Tata langsung mengernyit heran, “Gak ah, jelek.”

“Eh? Apanya yang jelek? Kita sama-sama cakep kok..”

“Pokoknya aku gak mau. Wlek.” Tata menjulurkan lidahnya, lalu ia pindah tempat dan duduk diantara Dinda dan Devi, menjauhi Rio yang autisnya lagi kumat.

“Yaelah, Yo. Lo gak tau aba-aba ya?” celetuk Heiji yang lagi membuka pintu rumah mencari udara segar.

Rio menggeleng, “Aba-aba apaan sih?”

Iel berbisik, “Sebenernya Tata itu cemburu kalo elo minta digambarin bareng chitato, bukan bareng sama dia. Gak peka amet sih luu.”
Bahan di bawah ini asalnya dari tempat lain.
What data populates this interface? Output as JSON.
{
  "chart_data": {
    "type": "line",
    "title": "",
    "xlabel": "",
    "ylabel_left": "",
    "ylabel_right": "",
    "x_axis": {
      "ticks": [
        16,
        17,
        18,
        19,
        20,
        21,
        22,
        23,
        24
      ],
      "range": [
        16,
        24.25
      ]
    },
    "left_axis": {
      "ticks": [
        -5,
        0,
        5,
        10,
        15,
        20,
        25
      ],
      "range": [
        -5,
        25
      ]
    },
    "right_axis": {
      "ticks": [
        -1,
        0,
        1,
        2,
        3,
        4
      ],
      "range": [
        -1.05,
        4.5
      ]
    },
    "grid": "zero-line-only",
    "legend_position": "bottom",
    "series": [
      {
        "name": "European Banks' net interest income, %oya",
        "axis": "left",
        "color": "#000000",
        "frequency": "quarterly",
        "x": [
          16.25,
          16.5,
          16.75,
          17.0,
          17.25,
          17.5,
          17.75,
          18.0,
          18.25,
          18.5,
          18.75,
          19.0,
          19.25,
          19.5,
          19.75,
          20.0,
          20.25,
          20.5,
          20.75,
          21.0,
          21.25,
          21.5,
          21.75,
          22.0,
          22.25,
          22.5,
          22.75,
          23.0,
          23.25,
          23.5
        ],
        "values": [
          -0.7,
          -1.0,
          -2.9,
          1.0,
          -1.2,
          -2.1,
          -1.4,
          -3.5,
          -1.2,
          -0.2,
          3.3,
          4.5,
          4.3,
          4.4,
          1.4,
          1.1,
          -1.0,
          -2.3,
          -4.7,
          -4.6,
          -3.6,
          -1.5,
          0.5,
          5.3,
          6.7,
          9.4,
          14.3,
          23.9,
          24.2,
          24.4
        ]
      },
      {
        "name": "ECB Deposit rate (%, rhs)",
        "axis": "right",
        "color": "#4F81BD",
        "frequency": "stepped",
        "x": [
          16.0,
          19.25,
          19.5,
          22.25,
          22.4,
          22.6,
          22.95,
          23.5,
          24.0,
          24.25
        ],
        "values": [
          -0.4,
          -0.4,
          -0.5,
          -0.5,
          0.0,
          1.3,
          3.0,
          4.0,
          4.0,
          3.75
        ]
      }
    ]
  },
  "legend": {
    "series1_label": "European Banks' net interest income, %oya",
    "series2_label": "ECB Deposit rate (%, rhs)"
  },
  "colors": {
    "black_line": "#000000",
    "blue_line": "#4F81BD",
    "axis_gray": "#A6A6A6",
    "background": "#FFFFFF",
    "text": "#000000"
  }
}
Rio manggut-manggut sambil tersenyum ke arah Tata. Membuat gadisnya lagi-lagi salah tingkah. “Jadi itu tanda-tandanya cewek cemburu, ya?” Rio balik berbisik pada Iel.

Iel mengangguk, “Benar sekali.”

“Heh pak lunglit! Jangan ajarin Rio macem-macem.” Ancam Dinda pada Iel.

Iel menyengir lebar “Tenaaang, bukan apa-apa kok..”

“Hoy! Mendung woy! Ayo pulang.” Kata Kaito yang sedaritadi diluar bersama Heiji.

“Yelah, cepet amet.” Gerutu Linda.

“Kita gak bawa jas hujan, ayo pulang Gab, Yo.” Ujar Heiji seraya mengambil jaketnya. “Oh iya Lind, thanks buat tempatnya. Nice dream ya.”

“Sama-sama, Ji. Hati-hati.”

“Kita pulang. Assalamu’alaikum!!” ucap Rio, Iel, dan Kaito kompak. Dan keempat cowok itu pun akhirnya pulang ke rumah Kaito.


***

Segelintir

Asa yang

Hambar, dapat menjadi sebuah

Angan berwarna

Bagai pelangi setelah badai

Acuhkan segala ketakutan untuk

Terus meraih mimpi tiada ujung..



Dedikasi untuk seluruh Wopoae Crew dan pembaca setia kami (Kelas IX-H).